During a powerful speech, the Fine Gael backbencher read an extract of Mairia Cahill's own statement to the authorities which detailed her abuse at the hands of the IRA.
The statement reads:
"Let me tell you what it's like to be scared. I remember the first time fingers laid on me and what it felt like. My childhood wiped out in a second. I remember the fright, the confusion, being too afraid to open my eyes as the IRA man got a kick out of using me like a rag doll."
Ms Doherty used Dail privilege to ask Sinn Fein leader Gerry Adams if suspected IRA figure Martin Morris was given cash and car to "help him on his way" out of the North.
She also brought up the issue of the abuse suffered by Mr Adams's niece Aine Tyrell at the hands of her uncle Liam Adams.

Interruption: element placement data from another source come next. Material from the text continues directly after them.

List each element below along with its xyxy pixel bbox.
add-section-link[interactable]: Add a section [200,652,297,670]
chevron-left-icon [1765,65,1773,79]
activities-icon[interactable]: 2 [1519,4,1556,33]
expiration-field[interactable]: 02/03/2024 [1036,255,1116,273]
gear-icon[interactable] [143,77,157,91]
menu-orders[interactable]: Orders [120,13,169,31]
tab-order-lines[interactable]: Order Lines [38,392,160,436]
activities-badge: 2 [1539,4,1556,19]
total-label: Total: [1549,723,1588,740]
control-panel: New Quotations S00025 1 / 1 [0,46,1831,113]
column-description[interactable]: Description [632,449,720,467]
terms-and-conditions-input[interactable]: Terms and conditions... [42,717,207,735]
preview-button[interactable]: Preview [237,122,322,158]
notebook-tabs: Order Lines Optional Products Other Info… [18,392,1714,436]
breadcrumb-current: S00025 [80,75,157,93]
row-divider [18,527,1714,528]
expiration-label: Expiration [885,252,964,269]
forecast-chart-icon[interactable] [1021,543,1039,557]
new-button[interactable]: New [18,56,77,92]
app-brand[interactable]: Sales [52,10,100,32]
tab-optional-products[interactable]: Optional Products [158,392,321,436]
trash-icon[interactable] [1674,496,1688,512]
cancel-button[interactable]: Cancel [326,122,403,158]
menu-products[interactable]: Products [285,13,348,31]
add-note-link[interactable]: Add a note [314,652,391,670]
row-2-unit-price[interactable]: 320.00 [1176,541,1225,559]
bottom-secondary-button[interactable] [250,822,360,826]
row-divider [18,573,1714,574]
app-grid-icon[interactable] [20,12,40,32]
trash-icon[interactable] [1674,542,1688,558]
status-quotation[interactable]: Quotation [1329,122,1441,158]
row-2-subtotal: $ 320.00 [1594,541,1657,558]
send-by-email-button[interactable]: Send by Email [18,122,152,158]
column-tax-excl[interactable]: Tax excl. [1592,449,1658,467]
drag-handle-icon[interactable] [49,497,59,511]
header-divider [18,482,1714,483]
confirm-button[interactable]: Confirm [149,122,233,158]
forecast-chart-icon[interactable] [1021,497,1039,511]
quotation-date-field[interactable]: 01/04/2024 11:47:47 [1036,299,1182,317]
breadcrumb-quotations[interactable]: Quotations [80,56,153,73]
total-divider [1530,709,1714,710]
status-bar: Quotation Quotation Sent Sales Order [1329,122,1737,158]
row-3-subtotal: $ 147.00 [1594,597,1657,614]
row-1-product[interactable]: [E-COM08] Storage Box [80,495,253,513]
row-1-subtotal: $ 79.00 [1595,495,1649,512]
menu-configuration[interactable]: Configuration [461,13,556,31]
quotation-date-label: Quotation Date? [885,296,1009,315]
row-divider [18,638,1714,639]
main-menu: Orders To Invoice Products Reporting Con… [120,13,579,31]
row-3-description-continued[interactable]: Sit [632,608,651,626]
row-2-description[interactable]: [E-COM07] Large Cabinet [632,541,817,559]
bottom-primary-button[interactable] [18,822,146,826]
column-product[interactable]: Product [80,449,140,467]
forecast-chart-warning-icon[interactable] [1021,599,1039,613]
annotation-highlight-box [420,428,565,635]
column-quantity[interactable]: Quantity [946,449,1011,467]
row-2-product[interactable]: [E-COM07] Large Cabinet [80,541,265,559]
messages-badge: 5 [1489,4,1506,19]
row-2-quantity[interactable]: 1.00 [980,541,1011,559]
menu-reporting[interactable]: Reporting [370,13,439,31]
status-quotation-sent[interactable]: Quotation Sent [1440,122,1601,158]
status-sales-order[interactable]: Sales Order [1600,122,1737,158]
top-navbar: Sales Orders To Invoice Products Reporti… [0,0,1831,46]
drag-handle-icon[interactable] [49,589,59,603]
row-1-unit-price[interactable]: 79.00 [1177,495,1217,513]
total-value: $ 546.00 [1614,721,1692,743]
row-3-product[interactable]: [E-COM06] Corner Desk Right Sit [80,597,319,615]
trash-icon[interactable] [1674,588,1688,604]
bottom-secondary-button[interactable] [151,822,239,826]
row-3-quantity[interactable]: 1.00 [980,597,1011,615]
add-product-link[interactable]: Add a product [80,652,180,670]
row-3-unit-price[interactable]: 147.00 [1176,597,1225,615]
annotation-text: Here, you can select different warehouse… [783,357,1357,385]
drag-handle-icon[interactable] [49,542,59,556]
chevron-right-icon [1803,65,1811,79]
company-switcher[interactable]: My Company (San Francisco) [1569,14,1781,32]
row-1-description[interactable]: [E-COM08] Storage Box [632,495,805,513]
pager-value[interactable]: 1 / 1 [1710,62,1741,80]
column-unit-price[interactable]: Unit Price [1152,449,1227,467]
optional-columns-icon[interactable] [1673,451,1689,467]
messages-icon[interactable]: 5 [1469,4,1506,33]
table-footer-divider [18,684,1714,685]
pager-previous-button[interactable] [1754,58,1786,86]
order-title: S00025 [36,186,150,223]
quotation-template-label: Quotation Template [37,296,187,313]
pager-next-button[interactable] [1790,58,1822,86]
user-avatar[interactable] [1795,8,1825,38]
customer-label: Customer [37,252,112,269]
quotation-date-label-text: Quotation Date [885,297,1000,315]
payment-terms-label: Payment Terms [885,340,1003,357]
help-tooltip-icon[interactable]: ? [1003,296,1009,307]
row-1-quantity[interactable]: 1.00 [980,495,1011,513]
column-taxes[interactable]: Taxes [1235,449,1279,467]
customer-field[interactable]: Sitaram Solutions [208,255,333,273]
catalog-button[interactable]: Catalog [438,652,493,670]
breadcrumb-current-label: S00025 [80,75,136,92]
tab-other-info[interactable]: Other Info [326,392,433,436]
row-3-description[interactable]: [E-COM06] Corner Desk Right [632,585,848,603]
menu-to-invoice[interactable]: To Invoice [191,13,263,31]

"Why did you bring your own niece face-to-face with her abuser,"Ms Doherty said.
Ms Doherty also turned the heat on Sinn Fein deputy leader Mary Lou McDonald who she accused of selling her integrity in order to secure a promotion within Sinn Fein.
She accused Ms McDonald of a "power grab".
Also speaking during the debate, Taoiseach Enda Kenny described Ms Cahill's testimony as "chilling and compelling, notably conherent and dignified".
He called on Mr Adams to come clean on the movement of sex abusers by the IRA.
"You have a duty, as Uachtarain of your party, to point out where these people have been moved to and who they are," Mr Kenny said.
Tanaiste Joan Burton told the debate that Gerry Adams's remarks in New York represented a "veiled threat to our free press in Ireland".
She called on Mr Adams to withdraw this threat - made against the Irish Independent and the newspaper's editor.